Without any hesitation, Ball throws the audience into the heart of the action, with a rescue mission to recover Minho (Ki Hong Lee) to be precise – and this sets the tone for what’s to come, as an unrelenting production that maintains a fast pace throughout, with little respite. Naturally it makes for a film that is easy to enjoy and a world that’s easy to immerse yourself in – but the characters, regrettably, are not so easy to invest in. The issue here is a lack of personality. You look at franchises such as Harry Potter, and it’s not just about the titular protagonist, who works as something of a cipher, you have a myriad of supporting roles that are idiosyncratic, comical and unique. Even in Hunger Games you have the likes of Caesar Flickerman and Haymitch Abernathy – but there just isn’t that same degree of variety in this series, with little to no moments of light relief. Films of this nature are not just about the world, but the characters that inhabit it, and it’s here the film falls short.

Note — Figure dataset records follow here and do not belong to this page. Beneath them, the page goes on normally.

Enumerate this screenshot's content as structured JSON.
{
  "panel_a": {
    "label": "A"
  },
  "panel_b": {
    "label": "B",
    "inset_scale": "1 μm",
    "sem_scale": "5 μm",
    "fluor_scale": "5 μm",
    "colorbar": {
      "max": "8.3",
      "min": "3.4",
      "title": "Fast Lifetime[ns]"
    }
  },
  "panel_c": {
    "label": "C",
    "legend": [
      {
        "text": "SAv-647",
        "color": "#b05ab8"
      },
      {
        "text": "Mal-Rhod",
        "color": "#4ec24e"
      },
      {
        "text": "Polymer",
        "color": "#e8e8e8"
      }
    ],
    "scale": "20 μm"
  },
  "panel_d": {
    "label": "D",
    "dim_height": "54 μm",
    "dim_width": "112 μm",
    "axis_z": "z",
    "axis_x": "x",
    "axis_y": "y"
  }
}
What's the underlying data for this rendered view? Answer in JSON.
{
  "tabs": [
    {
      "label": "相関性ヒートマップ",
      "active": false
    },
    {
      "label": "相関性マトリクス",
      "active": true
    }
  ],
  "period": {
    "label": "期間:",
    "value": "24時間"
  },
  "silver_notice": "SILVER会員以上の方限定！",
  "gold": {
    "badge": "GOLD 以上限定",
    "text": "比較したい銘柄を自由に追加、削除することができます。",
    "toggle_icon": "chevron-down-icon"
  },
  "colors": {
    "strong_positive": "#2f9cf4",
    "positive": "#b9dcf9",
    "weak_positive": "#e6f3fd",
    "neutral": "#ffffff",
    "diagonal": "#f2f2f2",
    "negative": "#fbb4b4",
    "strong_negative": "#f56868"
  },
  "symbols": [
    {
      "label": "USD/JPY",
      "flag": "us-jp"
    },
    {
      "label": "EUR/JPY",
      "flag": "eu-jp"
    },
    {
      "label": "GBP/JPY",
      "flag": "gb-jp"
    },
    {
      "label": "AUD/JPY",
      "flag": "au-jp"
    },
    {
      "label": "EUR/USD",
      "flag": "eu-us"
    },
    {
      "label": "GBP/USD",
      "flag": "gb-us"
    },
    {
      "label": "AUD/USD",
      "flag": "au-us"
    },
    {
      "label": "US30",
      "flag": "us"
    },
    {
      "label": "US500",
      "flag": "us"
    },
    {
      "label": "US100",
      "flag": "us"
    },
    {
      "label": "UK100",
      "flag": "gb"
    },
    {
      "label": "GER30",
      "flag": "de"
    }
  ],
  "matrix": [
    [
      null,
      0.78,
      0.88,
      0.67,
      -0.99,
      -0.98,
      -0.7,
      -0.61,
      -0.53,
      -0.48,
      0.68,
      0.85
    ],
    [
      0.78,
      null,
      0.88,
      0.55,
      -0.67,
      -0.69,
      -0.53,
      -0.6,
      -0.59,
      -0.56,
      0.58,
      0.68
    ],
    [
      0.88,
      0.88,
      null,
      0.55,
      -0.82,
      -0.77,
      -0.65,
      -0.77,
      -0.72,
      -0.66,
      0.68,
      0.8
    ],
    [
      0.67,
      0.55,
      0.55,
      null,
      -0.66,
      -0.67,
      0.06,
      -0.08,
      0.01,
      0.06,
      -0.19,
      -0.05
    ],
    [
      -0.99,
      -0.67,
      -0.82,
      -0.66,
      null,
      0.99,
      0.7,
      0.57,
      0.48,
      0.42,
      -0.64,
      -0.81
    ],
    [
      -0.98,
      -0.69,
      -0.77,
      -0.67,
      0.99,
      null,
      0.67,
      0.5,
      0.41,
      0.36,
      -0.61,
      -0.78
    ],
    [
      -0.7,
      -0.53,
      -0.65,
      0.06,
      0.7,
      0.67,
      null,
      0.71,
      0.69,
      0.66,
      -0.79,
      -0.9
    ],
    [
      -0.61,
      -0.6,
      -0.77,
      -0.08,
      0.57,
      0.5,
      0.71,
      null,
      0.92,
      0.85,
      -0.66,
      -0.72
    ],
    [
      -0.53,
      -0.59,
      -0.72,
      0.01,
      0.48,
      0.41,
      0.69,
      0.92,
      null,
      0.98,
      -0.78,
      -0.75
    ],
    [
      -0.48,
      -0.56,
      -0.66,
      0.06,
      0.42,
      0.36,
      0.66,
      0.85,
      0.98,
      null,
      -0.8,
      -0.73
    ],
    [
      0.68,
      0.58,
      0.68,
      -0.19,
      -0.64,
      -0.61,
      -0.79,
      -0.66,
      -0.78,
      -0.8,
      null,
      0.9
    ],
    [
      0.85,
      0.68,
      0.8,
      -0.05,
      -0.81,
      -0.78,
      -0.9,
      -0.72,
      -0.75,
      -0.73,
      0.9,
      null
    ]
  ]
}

It’s also somewhat contrived in just how many tight situations the protagonists all get themselves out of, with a handful of absurd rescue jobs that don’t quite add up – but it doesn’t take too much away from a film that has appeased fans of the book, and in the meantime, has even attracted a fair few of those less acquainted with the original text, and merely enjoy these productions for what they are. Though that said, this film is not exactly intended for those new to the series – Ball expects you to know the characters, and the rules of this specific universe. If you don’t have that prior knowledge much of this third film will go over your head. But hey, if that means going back and watching the other two movies in preparation, there are plenty of worse ways to spend your time.

Maze Runner: The Death Cure is released on January 26th.